Setting Up Technology Platforms in Rural India
Project
Published
Author
Project Partner
Prodea
Project expertise
Cities Education Organizational Transformation
Photo Credit

Background

The rural populace of Rajasthan, located in rural India, lives interspersed across 42,000 villages in a state that spans over 340,000 km2 in land area. The cost of servicing rural areas is high given low population densities. This limits the ability of infrastructure providers to enter these communities, and in turn, makes it challenging for these communities to connect to the broader economy. While cities in India have raced ahead to develop institutions that provide banking, education, employment, and legal services, much of this infrastructure is inaccessible to the rural population, leaving them at risk of being left behind relative to their urban counterparts.

Intent

Prodea partnered with ChangeLabs, ILFS India, and the State Government of Rajasthan to understand how its technology platform could extend financial, educational, employment, and entrepreneurial opportunities, in addition to governance and infrastructure access, to rural communities in India. 

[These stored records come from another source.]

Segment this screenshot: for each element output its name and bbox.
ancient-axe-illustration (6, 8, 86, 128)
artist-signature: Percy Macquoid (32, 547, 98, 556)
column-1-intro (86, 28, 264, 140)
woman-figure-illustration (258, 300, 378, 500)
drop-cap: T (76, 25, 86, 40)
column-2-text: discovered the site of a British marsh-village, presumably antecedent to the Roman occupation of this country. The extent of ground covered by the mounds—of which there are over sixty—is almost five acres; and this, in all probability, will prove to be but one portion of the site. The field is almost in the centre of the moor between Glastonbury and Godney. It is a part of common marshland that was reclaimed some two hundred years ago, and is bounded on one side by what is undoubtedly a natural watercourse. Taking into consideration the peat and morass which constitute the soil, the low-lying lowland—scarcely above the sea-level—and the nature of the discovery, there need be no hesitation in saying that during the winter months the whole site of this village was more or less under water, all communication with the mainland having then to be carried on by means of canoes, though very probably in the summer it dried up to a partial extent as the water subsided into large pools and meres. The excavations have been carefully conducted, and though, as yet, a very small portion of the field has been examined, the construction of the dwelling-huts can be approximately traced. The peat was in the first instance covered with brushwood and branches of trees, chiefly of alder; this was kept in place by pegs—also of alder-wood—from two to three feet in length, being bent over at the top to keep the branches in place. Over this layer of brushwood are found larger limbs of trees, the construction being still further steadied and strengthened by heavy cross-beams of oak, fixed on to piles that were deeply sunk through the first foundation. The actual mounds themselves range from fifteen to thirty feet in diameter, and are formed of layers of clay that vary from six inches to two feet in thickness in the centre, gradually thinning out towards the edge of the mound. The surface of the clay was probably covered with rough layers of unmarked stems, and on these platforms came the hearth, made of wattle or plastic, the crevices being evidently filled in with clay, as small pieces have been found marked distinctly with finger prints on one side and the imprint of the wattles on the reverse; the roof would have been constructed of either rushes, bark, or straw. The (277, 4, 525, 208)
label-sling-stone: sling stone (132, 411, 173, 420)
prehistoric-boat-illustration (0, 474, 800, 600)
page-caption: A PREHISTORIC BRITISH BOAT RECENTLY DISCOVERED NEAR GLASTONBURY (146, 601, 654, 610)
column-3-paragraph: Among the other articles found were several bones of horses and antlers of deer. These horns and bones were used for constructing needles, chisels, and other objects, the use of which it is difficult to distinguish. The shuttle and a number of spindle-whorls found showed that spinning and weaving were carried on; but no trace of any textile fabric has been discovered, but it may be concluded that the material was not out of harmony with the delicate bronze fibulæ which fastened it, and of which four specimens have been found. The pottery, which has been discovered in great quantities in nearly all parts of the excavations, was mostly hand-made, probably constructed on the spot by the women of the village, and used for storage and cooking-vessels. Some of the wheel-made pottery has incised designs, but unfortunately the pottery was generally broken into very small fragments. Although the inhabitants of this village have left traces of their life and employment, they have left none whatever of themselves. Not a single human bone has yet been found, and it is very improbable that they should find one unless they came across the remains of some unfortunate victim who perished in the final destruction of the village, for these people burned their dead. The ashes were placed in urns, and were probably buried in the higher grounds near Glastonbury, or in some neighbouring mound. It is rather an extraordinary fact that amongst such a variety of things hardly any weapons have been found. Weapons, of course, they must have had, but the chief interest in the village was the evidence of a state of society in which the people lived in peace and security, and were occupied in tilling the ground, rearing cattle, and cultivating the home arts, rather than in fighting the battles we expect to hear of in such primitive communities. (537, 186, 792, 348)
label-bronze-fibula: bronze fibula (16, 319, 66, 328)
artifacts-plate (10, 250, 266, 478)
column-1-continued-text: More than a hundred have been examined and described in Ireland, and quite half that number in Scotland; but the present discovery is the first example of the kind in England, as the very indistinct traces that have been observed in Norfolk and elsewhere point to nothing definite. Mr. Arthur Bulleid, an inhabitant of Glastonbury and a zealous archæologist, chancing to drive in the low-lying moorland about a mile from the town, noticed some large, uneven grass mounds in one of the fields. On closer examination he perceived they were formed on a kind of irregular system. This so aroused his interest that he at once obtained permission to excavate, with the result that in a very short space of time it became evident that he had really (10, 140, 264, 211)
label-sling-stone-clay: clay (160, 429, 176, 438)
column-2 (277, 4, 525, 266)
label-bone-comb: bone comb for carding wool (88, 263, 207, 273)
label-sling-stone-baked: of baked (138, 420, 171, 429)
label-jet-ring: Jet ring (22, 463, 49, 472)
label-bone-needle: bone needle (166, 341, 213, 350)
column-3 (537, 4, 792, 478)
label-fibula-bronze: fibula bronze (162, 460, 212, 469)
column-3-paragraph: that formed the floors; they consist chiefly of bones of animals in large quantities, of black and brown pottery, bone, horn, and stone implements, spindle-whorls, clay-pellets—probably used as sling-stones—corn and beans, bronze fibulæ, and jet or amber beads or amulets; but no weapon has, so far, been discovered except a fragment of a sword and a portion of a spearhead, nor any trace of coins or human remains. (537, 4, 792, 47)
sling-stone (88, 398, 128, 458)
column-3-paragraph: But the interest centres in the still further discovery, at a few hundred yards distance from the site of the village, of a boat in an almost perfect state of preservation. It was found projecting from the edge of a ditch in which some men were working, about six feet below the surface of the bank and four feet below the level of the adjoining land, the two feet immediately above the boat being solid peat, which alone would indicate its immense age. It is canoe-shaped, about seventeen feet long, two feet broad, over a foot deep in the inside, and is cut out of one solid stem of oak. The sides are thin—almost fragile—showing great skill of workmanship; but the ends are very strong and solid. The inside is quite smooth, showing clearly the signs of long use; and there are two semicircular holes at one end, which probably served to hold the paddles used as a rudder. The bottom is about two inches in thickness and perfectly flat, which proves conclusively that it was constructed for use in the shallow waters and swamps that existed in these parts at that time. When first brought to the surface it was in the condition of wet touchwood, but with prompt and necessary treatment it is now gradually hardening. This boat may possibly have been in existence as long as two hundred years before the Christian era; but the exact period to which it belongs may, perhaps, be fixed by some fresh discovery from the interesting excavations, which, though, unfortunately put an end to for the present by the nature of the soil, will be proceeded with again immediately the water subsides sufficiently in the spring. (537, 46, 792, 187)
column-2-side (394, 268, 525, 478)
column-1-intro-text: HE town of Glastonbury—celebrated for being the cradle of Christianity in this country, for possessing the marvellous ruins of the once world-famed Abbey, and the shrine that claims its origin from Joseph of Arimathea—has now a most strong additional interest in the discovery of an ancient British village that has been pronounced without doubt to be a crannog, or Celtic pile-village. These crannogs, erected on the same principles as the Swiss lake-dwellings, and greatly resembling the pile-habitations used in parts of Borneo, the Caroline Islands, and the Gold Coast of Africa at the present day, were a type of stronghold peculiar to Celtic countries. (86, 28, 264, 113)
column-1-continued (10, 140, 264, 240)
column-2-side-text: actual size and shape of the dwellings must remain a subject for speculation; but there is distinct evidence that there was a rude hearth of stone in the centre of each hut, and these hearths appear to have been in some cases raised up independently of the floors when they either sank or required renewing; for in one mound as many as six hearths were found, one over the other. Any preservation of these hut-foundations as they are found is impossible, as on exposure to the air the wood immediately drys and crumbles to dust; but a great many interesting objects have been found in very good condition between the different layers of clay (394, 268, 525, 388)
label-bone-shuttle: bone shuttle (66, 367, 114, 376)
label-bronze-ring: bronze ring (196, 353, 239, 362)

A team was tasked with designing a scaled platform and a service-side interface to create a new type of marketplace for a range of services and resource flows that would:

  • Bridge mainstream players and markets with underdeveloped rural communities.
  • Lower transaction and distribution costs by aggregating production and demand of small players, and create an ecosystem of fair trade.
  • Support models such as “business-in-a-box” to lower the threshold for small-scale entrepreneurship.

Approach

The team assigned to this challenge conducted ethnographic research to understand the target communities, identified leverage points to achieve desired outcomes, and prototyped several solutions before designing a platform. Ultimately, the proposed platform was targeted to rural households across the state of Rajasthan and other low-income, agricultural communities in India. It contained the following four modules:

  • Job training and matching
  • Agricultural market access
  • E-commerce
  • Water resource management

These four modules were intended to target the primary motivations and desires of stakeholders that the team identified during their ethnographic research. The aim of the platform was to provide people with a means of engaging in collective action, accessing information, and gaining relevant skills while empowering rural communities to participate in the connected economy.